Mi andò bene, perché per una serie di circostanze insperate che ci vorrebbe un capitolo per chiarire mi trovai di sobbalzo a fare l'insegnante di cattedra, anche se supplente, alla mia scuola. Da allievo discolo ad insegnante il salto era troppo grande; infatti anche questa avventura proseguì solamente per l'annetto a disposizione. In quell'anno, super, detti tutto me stesso ma non bastò a rifarmi della mia reputazione scolastica precedente. Tuttavia mi servì molto perché scoprii una nuova materia, anche se non ne ero proprio digiuno: la tarsia, tecnica odiata durante la frequenza scolastica per il motivo che le doti più importanti richieste per intarsiare sono la pazienza e la grande precisione, qualità che possedevo ma non le sfruttavo nelle lezioni di tarsia, dato che il mio interesse che era rivolto maggiormente alla disciplina dell'intaglio.

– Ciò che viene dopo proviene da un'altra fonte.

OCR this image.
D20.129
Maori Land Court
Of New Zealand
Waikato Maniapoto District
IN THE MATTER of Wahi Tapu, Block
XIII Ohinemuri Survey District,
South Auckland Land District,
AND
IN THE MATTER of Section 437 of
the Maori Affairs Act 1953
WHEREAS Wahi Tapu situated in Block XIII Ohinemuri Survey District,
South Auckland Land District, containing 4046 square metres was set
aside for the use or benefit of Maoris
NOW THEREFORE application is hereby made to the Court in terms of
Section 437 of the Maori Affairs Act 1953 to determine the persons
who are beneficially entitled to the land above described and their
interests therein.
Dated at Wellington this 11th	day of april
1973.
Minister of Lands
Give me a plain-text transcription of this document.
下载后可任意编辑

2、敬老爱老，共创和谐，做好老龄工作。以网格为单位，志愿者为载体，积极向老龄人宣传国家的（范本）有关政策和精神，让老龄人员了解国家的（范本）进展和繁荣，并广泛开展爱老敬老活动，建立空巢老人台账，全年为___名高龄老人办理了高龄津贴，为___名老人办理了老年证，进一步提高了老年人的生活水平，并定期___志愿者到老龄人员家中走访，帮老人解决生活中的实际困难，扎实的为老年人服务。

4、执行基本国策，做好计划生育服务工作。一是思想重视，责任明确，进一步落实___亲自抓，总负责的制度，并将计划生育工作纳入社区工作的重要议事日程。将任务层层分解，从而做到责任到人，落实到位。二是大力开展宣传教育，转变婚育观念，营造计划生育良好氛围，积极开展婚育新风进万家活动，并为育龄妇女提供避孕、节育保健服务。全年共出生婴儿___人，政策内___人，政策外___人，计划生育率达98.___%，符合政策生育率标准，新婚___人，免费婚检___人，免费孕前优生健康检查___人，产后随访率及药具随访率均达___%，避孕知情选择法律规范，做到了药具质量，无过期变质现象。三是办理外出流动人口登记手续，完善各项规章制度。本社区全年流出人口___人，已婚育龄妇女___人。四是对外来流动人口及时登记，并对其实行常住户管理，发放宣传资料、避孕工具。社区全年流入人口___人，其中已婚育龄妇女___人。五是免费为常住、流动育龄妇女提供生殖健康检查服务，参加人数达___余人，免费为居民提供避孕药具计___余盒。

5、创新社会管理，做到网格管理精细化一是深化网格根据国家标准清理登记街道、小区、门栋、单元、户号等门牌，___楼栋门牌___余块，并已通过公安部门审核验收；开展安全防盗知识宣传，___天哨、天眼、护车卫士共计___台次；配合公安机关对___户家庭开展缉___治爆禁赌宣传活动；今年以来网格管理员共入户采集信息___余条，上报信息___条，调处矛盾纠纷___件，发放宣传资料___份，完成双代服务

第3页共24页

Il primo approccio da insegnate fu abbastanza positivo con gli allievi, anche se la materia della tarsia io francamente non la conoscevo approfonditamente. Quindi mi trovai ad insegnare qualcosa per cui non ero adeguatamente preparato. Le varie tecniche, la storia, i segreti non li conoscevo approfonditamente; mi misi in moto con qualche libro, interpellando mio zio e osservando gli artigiani del posto.
Questa materia, la scoprii più approfonditamente durante e successivamente il periodo da insegnante studiandomela da autodidatta.
La cosa che mi ha colpito di questa tecnica fu la sua importanza nelle arti nel periodo tra la metà del quattrocento ai primi decenni del cinquecento. I quadri prospettici non avevano lo stesso significato degli intarsi applicati al mobile come pura decorazione, ma ogni iconografia, anche se di legno, coinvolgeva la filosofia, la matematica, la prospettiva, che erano i capisaldi del pensiero rinascimentale.
Saper comprendere in maniera critica quest'arte fece passare in secondo piano il dover essere “pignoli”, che era la principale prerogativa durante il percorso da “studentello”.